In [2]:
RAW_DATA_PATH = 'raw.dat'
TRAIN_DATA_PATH = 'train.dat'
MODEL_PATH = 'model.dat'

In [3]:
tempate = '''# Unigram
U00:%x[-2,0]
U01:%x[-1,0]
U02:%x[0,0]
U03:%x[1,0]
U04:%x[2,0]
U05:%x[-1,0]/%x[0,0]
U06:%x[0,0]/%x[1,0]
'''

In [4]:
with open('template','w') as fp:
     fp.write(tempate)

In [17]:
with open(RAW_DATA_PATH, 'r') as raw_fp:
    with open(TRAIN_DATA_PATH, 'w') as train_fp:
        for idx, line in enumerate(raw_fp.xreadlines()):
            if not line or len(line.strip()) < 2:
                continue
            else:
                line = line.decode('utf-8')

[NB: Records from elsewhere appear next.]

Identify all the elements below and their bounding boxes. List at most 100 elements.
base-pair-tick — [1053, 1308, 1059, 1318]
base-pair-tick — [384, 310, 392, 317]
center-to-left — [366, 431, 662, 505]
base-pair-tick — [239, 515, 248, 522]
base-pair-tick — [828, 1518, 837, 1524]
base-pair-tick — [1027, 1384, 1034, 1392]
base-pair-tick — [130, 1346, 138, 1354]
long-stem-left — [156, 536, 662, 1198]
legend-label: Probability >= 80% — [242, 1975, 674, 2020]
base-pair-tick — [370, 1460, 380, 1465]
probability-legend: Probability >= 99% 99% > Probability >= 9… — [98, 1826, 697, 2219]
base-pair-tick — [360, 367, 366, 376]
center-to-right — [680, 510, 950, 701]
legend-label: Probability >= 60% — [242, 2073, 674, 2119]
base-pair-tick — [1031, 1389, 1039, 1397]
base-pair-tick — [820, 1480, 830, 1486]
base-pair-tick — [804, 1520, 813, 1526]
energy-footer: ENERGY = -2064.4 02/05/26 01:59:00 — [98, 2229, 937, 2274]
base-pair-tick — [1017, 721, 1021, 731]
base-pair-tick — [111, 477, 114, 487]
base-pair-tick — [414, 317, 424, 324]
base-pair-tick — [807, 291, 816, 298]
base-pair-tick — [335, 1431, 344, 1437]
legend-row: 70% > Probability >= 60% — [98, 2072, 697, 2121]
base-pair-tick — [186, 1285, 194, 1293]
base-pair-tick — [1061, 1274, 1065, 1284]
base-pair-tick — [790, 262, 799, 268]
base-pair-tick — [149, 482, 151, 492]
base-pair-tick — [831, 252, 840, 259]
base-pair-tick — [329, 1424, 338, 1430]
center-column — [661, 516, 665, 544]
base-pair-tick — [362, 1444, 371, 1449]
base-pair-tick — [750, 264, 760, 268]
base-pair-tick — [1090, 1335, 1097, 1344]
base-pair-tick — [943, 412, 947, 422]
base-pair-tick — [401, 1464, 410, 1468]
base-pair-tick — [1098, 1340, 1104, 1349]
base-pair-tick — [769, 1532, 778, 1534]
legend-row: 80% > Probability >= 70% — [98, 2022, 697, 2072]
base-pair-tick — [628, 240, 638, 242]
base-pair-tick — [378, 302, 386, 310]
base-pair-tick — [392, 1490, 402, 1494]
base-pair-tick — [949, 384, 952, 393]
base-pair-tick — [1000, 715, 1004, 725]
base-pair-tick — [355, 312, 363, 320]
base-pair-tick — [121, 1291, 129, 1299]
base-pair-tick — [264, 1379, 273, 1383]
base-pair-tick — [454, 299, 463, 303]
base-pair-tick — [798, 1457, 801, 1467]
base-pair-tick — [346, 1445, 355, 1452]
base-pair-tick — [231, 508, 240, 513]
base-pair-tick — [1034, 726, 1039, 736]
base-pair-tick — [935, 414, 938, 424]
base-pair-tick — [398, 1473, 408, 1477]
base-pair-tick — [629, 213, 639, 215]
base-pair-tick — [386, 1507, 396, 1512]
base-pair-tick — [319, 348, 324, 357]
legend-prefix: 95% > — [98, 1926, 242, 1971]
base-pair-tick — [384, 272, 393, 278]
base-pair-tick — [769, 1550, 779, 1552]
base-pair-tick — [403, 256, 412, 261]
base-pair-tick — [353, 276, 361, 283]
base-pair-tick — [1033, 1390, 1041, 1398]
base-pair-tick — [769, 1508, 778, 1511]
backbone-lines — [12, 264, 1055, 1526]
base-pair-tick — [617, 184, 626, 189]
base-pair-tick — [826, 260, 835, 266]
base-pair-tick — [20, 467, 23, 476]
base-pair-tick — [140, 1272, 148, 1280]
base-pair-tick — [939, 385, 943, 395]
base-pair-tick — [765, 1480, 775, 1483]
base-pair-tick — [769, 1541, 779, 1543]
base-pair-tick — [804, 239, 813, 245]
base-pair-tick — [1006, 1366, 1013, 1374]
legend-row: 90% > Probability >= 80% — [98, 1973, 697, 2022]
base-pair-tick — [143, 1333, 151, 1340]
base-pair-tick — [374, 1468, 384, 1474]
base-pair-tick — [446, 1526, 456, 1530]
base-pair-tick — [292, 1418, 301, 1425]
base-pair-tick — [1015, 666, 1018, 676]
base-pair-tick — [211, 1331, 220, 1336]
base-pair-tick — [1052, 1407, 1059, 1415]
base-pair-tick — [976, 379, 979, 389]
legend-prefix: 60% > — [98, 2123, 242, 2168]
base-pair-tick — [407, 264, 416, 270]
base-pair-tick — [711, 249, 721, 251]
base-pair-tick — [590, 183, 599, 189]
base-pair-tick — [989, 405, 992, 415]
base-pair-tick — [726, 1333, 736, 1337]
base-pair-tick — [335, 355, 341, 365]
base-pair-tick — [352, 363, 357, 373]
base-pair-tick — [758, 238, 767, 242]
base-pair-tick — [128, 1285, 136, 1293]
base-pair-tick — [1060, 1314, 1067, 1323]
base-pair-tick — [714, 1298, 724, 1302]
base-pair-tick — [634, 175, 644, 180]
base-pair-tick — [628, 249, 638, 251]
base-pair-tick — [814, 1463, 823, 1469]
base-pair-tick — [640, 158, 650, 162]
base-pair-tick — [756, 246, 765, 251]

            tokens = [token.strip().encode('utf-8') for token in line]
            tokens_count = len(tokens)

            tags = []
            for idx, token in enumerate(tokens):
                if not token:
                    continue
                if idx < tokens_count - 1:
                    if not tokens[idx+1]:
                        tags.append((token,'B-S'))
                        continue
                if idx > 0:
                    if 'W' in tags[-1][1]:
                        tags.append((token,'I-W'))
                        continue
                if idx == tokens_count - 1:
                    if not tokens[idx-1]:
                        tags.append((token,'B-S'))
                        continue

                tags.append((token,'B-W'))

            for token, tag in tags:
                train_fp.write('%s\t%s\n' % (token,tag))
            train_fp.write('\n')

In [18]:
with open(TRAIN_DATA_PATH, 'r') as fp:
    lines = fp.xreadlines()
    iteration = 1
    while iteration < 6:
        print lines.next(),
        iteration += 1


1	B-W
%	B-S
시	B-W
스	I-W
템	B-S

In [7]:
import os

cmd = 'crf_learn -c 1 template %s %s'% (TRAIN_DATA_PATH, MODEL_PATH)
print cmd

os.system(cmd)


crf_learn -c 1 template train.dat crf.model
Out[7]:
0

In [19]:
import CRFPP

def segment(sentence):
    tagger = CRFPP.Tagger('-m  %s -v 3 -n2' % MODEL_PATH)

    for token in list(sentence):
        tagger.add(token.encode('utf-8'))
                
    tagger.parse()
    
    result = []
    for pos_idx, token in enumerate(sentence):
        word = tagger.x(pos_idx, 0).decode('utf-8')
        tag = tagger.y2(pos_idx)
        result.append(word)
        if 'B-S' == tag:
            result.append(' ')
        
    return ''.join(result)

In [9]:
print segment(u'유럽스타일양문형냉장고')


유럽 스타일 양문 형 냉장고 

In [ ]: